New York, NY
Vertical Access was retained by Alchemy Properties and The Witkoff Group to assist with mapping of ductwork in The Woolworth Building. Alterations made to the building’s HVAC system over several decades had made existing ductwork schematics inaccurate and incomplete. Vertical Access was tasked with assisting in the creation of updated drawings.
The Woolworth Building, a National Historic Landmark, is a 57-story skyscraper in lower Manhattan. It was designed by Cass Gilbert as the headquarters of the F.W. Woolworth Company, and its Gothic Revival styling prompted the nickname, “Cathedral of Commerce.” Upon its completion in 1913, the Woolworth was the tallest building in the world, a distinction it retained until 1930.
The Woolworth Building consists of a central tower flanked by lower wings on the north and south sides. The highly ornate Gothic exterior is clad in white terra cotta, some of which was replaced with cast stone during a 1977 rehabilitation. In the tradition of the carved grotesques of medieval cathedrals, the Woolworth’s sumptuous interior decoration includes caricatures depicting Frank W. Woolworth, Cass Gilbert, and other individuals.

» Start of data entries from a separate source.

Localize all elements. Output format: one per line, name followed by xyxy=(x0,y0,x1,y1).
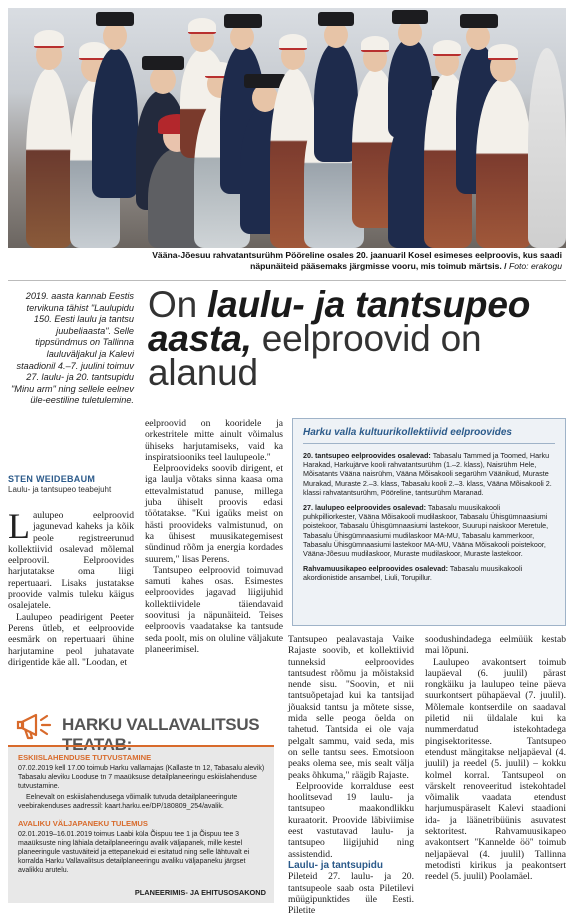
notice-title: HARKU VALLAVALITSUS xyxy=(62,715,260,734)
divider xyxy=(8,745,274,747)
info-box-label: 27. laulupeo eelproovides osalevad: xyxy=(303,503,427,513)
notice-header xyxy=(8,707,274,745)
notice-paragraph: Eelnevalt on eskiislahendusega võimalik tutvuda detailplaneeringute veebirakenduses aadressil: kaart.harku.ee/DP/180809_254/avalik. xyxy=(18,794,238,810)
info-box-text: Tabasalu muusikakooli akordionistide ansambel, Liuli, Torupillur. xyxy=(303,564,523,583)
photo-credit: Foto: erakogu xyxy=(508,261,562,271)
info-box xyxy=(292,418,566,626)
col2-paragraph: Eelproovideks soovib dirigent, et iga laulja võtaks sinna kaasa oma ettevalmistatud panuse, millega juba ühiselt proovis edasi töötatakse. "Kui igaüks meist on hästi proovideks valmistunud, on ka ühisest muusikategemisest sündinud rõõm ja energia kordades suurem," lisas Perens. xyxy=(145,463,283,565)
info-box-section xyxy=(303,564,555,582)
col2-paragraph: eelproovid on kooridele ja orkestritele mitte ainult võimalus ühiseks harjutamiseks, vaid ka inspiratsiooniks teel laulupeole." xyxy=(145,418,283,463)
photo-caption: Vääna-Jõesuu rahvatantsurühm Pööreline osales 20. jaanuaril Kosel esimeses eelproovis, kus saadi näpunäiteid pääsemaks järgmisse vooru, mis toimub märtsis. / Foto: erakogu xyxy=(152,250,562,271)
section-subhead: Laulu- ja tantsupidu xyxy=(288,859,383,871)
col4-paragraph: soodushindadega eelmüük kestab mai lõpuni. xyxy=(425,634,566,657)
headline-bold: laulu- ja tantsupeo aasta, xyxy=(148,284,531,359)
notice-section-heading: ESKIISLAHENDUSE TUTVUSTAMINE xyxy=(18,753,152,762)
info-box-title: Harku valla kultuurikollektiivid eelproovides xyxy=(303,427,512,438)
info-box-text: Tabasalu muusikakooli puhkpilliorkester, Vääna Mõisakooli mudilaskoor, Tabasalu Ühisgümnaasiumi poistekoor, Tabasalu Ühisgümnaasiumi lastekoor, Suurupi naiskoor Meretule, Tabasalu Ühisgümnaasiumi mudilaskoor MA-MU, Tabasalu kammerkoor, Tabasalu Ühisgümnaasiumi lastekoor MA-MU, Vääna Mõisakooli poistekoor, Vääna-Jõesuu mudilaskoor, Muraste mudilaskoor, Muraste lastekoor. xyxy=(303,503,549,559)
col2-paragraph: Tantsupeo eelproovid toimuvad samuti kahes osas. Esimestes eelproovides jagavad liigijuhid kollektiividele täiendavaid soovitusi ja näpunäiteid. Teises eelproovis vaadatakse ka tantsude seda poolt, mis on oluline väljakute planeerimisel. xyxy=(145,564,283,655)
notice-paragraph: 02.01.2019–16.01.2019 toimus Laabi küla Õispuu tee 1 ja Õispuu tee 3 maaüksuste ning lähiala detailplaneeringu avalik väljapanek, mille kestel planeeringule vastuväiteid ja ettepanekuid ei esitatud ning selle lähtuvalt ei korralda Harku Vallavalitsus detailplaneeringu avaliku väljapaneku järgset avalikku arutelu. xyxy=(18,831,250,874)
info-box-section xyxy=(303,503,555,558)
article-intro: 2019. aasta kannab Eestis tervikuna tähist "Laulupidu 150. Eesti laulu ja tantsu juubeliaasta". Selle tippsündmus on Tallinna lauluväljakul ja Kalevi staadionil 4.–7. juulini toimuv 27. laulu- ja 20. tantsupidu "Minu arm" ning sellele eelnev üle-eestiline tuletulemine. xyxy=(11,291,134,406)
headline-part2: eelproovid on alanud xyxy=(148,318,482,393)
info-box-text: Tabasalu Tammed ja Toomed, Harku Harakad, Harkujärve kooli rahvatantsurühm (1.–2. klass), Naisrühm Hele, Mõisatants Vääna naisrühm, Vääna Mõisakooli segarühm Väänikud, Muraste Murakad, Muraste 2.–3. klass, Tabasalu kooli 2.–3. klass, Vääna Mõisakooli 2. klassi rahvatantsurühm, Pööreline, tantsurühm Maranad. xyxy=(303,451,552,497)
headline xyxy=(148,284,568,393)
group-photo xyxy=(8,8,566,248)
info-box-label: Rahvamuusikapeo eelproovides osalevad: xyxy=(303,564,449,574)
col1-paragraph: Laulupeo peadirigent Peeter Perens ütleb, et eelproovide eesmärk on repertuaari ühine harjutamine peol juhatavate dirigentide käe all. "Loodan, et xyxy=(8,611,134,668)
col4-paragraph: Laulupeo avakontsert toimub laupäeval (6. juulil) pärast rongkäiku ja laulupeo teine päeva suurkontsert pühapäeval (7. juulil). Mõlemale kontserdile on saadaval piletid nii üldalale kui ka nummerdatud istekohtadega pingisektoritesse. Tantsupeo etendust mängitakse neljapäeval (4. juulil) ja reedel (5. juulil) – kokku kolmel korral. Tantsupeol on värskelt renoveeritud istekohtadel võimalik vaadata etendust harjumuspäraselt Kalevi staadioni ida- ja läänetribüünis asuvatest sektoritest. Rahvamuusikapeo avakontsert "Kannelde öö" toimub neljapäeval (4. juulil) Tallinna metodisti kirikus ja peakontsert reedel (5. juulil) Poolamäel. xyxy=(425,656,566,883)
body-column-4 xyxy=(425,634,566,883)
col3-paragraph: Eelproovide korralduse eest hoolitsevad 19 laulu- ja tantsupeo maakondlikku kuraatorit. Proovide läbiviimise eest vastutavad laulu- ja tantsupeo liigijuhid ning assistendid. xyxy=(288,780,414,860)
dropcap: L xyxy=(8,506,30,546)
info-box-section xyxy=(303,451,555,497)
municipal-notice xyxy=(8,707,274,903)
notice-section xyxy=(18,819,268,875)
divider xyxy=(303,443,555,444)
headline-part1: On xyxy=(148,284,208,325)
author-role: Laulu- ja tantsupeo teabejuht xyxy=(8,485,112,494)
notice-paragraph: 07.02.2019 kell 17.00 toimub Harku vallamajas (Kallaste tn 12, Tabasalu alevik) Tabasalu aleviku Looduse tn 7 maaüksuse detailplaneeringu eskiislahenduse tutvustamine. xyxy=(18,765,265,790)
notice-signature: PLANEERIMIS- JA EHITUSOSAKOND xyxy=(134,888,266,897)
col3-paragraph: Tantsupeo pealavastaja Vaike Rajaste soovib, et kollektiivid tunneksid eelproovides tantsudest rõõmu ja mõistaksid nende sisu. "Soovin, et nii tantsuõpetajad kui ka tantsijad jõuaksid tantsu ja mõtete sisse, mida selle peoga öelda on tahetud. Tantsida ei ole vaja pelgalt sammu, vaid seda, mis on selle tantsu sees. Emotsioon peaks olema see, mis sealt välja peaks õhkuma," räägib Rajaste. xyxy=(288,634,414,781)
megaphone-icon xyxy=(16,709,56,743)
col3-paragraph: Pileteid 27. laulu- ja 20. tantsupeole saab osta Piletilevi müügipunktides üle Eesti. Piletite xyxy=(288,871,414,916)
body-column-2 xyxy=(145,418,283,655)
divider xyxy=(8,280,566,281)
col1-paragraph: aulupeo eelproovid jagunevad kaheks ja kõik peole registreerunud kollektiivid osalevad mõlemal eelproovil. Eelproovides harjutatakse oma liigi repertuaari. Lisaks justatakse proovide valmis tuleku käigus osalejatele. xyxy=(8,510,134,612)
notice-section-heading: AVALIKU VÄLJAPANEKU TULEMUS xyxy=(18,819,148,828)
notice-section xyxy=(18,753,268,811)
body-column-3 xyxy=(288,634,414,916)
body-column-1 xyxy=(8,506,134,668)
info-box-label: 20. tantsupeo eelproovides osalevad: xyxy=(303,451,431,460)
caption-text: Vääna-Jõesuu rahvatantsurühm Pööreline osales 20. jaanuaril Kosel esimeses eelproovis, kus saadi näpunäiteid pääsemaks järgmisse vooru, mis toimub märtsis. xyxy=(152,250,562,271)
author-name: STEN WEIDEBAUM xyxy=(8,474,96,484)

- Document routing of ductwork and electrical conduit inside an unlit and inaccessible 300-foot tall shaft.
- Gathered information on ductwork location and routing through visual inspection and the use of probe openings. Visual inspection was conducted via an interactive, live-feed view of the shaft using a gyroscopically-stabilized video camera with a 360-degree field of view. Captured video stream now serves as a record of existing ductwork and conduit routing.
- Produced updated schematics showing ductwork locations and connections.